Kill for Me, Kill for You is a standalone novel, but Steve Cavanaugh is best known for a crime series featuring Eddie Flynn, a New York trial lawyer who was formerly a con man. (Cavanaugh says both occupations make use of similar skills to succeed: “distraction, manipulation, misdirection and persuasion”.)

Cavanagh was born in 1976 in Belfast, Northern Ireland, growing up in the time of the Troubles with everyday exposure to violence and risk. In a family with one parent Catholic and the other Protestant, he was an avid reader from childhood, becoming hooked on thrillers and crime novels after his mother gave him a copy of The Silence of the Lambs at age 12.

He moved to Dublin to study law at 18, then moved to Cardiff, Wales, to complete a Master of Laws. In his twenties he tried writing screenplays, but stopped when he failed to interest a producer. Returning to Belfast, he obtained his solicitor qualifications and made a name for himself as a lawyer defending several high-profile civil rights cases.

When his mother suddenly died in 2011, he decided to return to fiction writing after a hiatus of fifteen years. Though by then he had a wife and two young children and was working full-time as a lawyer, he wrote in the evenings after his family went to sleep. He finished the first draft of a novel within a year, and in 2014 had a short story, “The Grey,” published in the Belfast Noir anthology along with several other prominent Irish crime writers.

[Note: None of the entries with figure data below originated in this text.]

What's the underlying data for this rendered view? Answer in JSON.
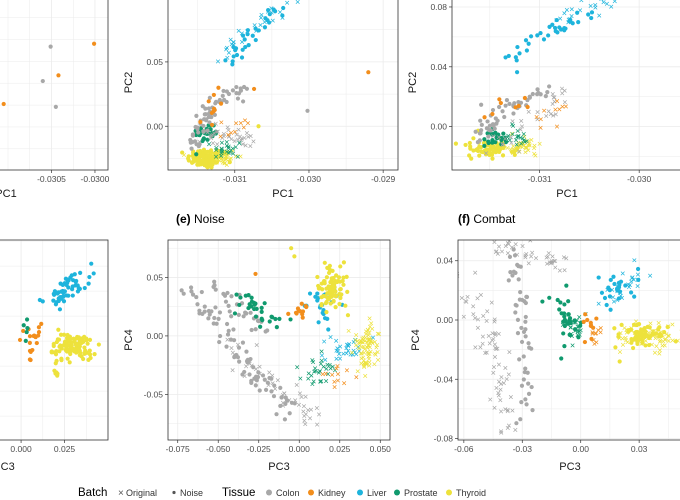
{
  "colors": {
    "Colon": "#A8A8A8",
    "Kidney": "#F28E1C",
    "Liver": "#1EB4DC",
    "Prostate": "#109A6E",
    "Thyroid": "#EDE23C"
  },
  "legend": {
    "batch_title": "Batch",
    "batch_items": [
      {
        "label": "Original",
        "marker": "cross"
      },
      {
        "label": "Noise",
        "marker": "dot"
      }
    ],
    "tissue_title": "Tissue",
    "tissue_items": [
      "Colon",
      "Kidney",
      "Liver",
      "Prostate",
      "Thyroid"
    ]
  },
  "chart_data": [
    {
      "id": "p1",
      "type": "scatter",
      "title": "",
      "xlabel": "PC1",
      "ylabel": "",
      "xlim": [
        -0.03115,
        -0.02985
      ],
      "ylim": [
        -0.015,
        0.046
      ],
      "xticks": [
        -0.0305,
        -0.03
      ],
      "xtick_labels": [
        "-0.0305",
        "-0.0300"
      ],
      "yticks": [],
      "ytick_labels": [],
      "points": [
        {
          "tissue": "Colon",
          "batch": "Noise",
          "x": -0.03051,
          "y": 0.028
        },
        {
          "tissue": "Colon",
          "batch": "Noise",
          "x": -0.0306,
          "y": 0.016
        },
        {
          "tissue": "Kidney",
          "batch": "Noise",
          "x": -0.03042,
          "y": 0.018
        },
        {
          "tissue": "Kidney",
          "batch": "Noise",
          "x": -0.03001,
          "y": 0.029
        },
        {
          "tissue": "Kidney",
          "batch": "Noise",
          "x": -0.03105,
          "y": 0.008
        },
        {
          "tissue": "Colon",
          "batch": "Noise",
          "x": -0.03045,
          "y": 0.007
        },
        {
          "tissue": "Liver",
          "batch": "Noise",
          "x": -0.03105,
          "y": 0.045
        }
      ]
    },
    {
      "id": "p2",
      "type": "scatter",
      "title": "",
      "xlabel": "PC1",
      "ylabel": "PC2",
      "xlim": [
        -0.0319,
        -0.0288
      ],
      "ylim": [
        -0.034,
        0.102
      ],
      "xticks": [
        -0.031,
        -0.03,
        -0.029
      ],
      "xtick_labels": [
        "-0.031",
        "-0.030",
        "-0.029"
      ],
      "yticks": [
        0.0,
        0.05
      ],
      "ytick_labels": [
        "0.00",
        "0.05"
      ]
    },
    {
      "id": "p3",
      "type": "scatter",
      "title": "",
      "xlabel": "PC1",
      "ylabel": "PC2",
      "xlim": [
        -0.03188,
        -0.02957
      ],
      "ylim": [
        -0.029,
        0.088
      ],
      "xticks": [
        -0.031,
        -0.03
      ],
      "xtick_labels": [
        "-0.031",
        "-0.030"
      ],
      "yticks": [
        0.0,
        0.04,
        0.08
      ],
      "ytick_labels": [
        "0.00",
        "0.04",
        "0.08"
      ]
    },
    {
      "id": "p4",
      "type": "scatter",
      "title": "",
      "xlabel": "PC3",
      "ylabel": "",
      "xlim": [
        -0.015,
        0.05
      ],
      "ylim": [
        -0.088,
        0.09
      ],
      "xticks": [
        0.0,
        0.025
      ],
      "xtick_labels": [
        "0.000",
        "0.025"
      ],
      "yticks": [],
      "ytick_labels": []
    },
    {
      "id": "p5",
      "type": "scatter",
      "title": "Noise",
      "panel": "(e)",
      "xlabel": "PC3",
      "ylabel": "PC4",
      "xlim": [
        -0.081,
        0.056
      ],
      "ylim": [
        -0.089,
        0.082
      ],
      "xticks": [
        -0.075,
        -0.05,
        -0.025,
        0.0,
        0.025,
        0.05
      ],
      "xtick_labels": [
        "-0.075",
        "-0.050",
        "-0.025",
        "0.000",
        "0.025",
        "0.050"
      ],
      "yticks": [
        -0.05,
        0.0,
        0.05
      ],
      "ytick_labels": [
        "-0.05",
        "0.00",
        "0.05"
      ]
    },
    {
      "id": "p6",
      "type": "scatter",
      "title": "Combat",
      "panel": "(f)",
      "xlabel": "PC3",
      "ylabel": "PC4",
      "xlim": [
        -0.063,
        0.052
      ],
      "ylim": [
        -0.081,
        0.054
      ],
      "xticks": [
        -0.06,
        -0.03,
        0.0,
        0.03
      ],
      "xtick_labels": [
        "-0.06",
        "-0.03",
        "0.00",
        "0.03"
      ],
      "yticks": [
        -0.08,
        -0.04,
        0.0,
        0.04
      ],
      "ytick_labels": [
        "-0.08",
        "-0.04",
        "0.00",
        "0.04"
      ]
    }
  ]
}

Meanwhile, after something like 40 rejections, he received offers from four publishers for his novel, which went to auction in the UK and Germany. The first volume in the Eddie Flynn series, his debut novel was published in 2015 as The Defence and became an international bestseller.

All of Cavanaugh’s novels have been nominated for major awards and are consistent international bestsellers. In 2018 the third in the Flynn series, The Liar, won the CWA Gold Dagger for Crime Novel of the year. The eighth in the series, Witness 8, was published to acclaim in 2024, and a ninth Eddie Flynn novel is in the works.

Cavanaugh has been a full-time writer since 2019. He has a wife and two children, and lives in a suburb of Belfast.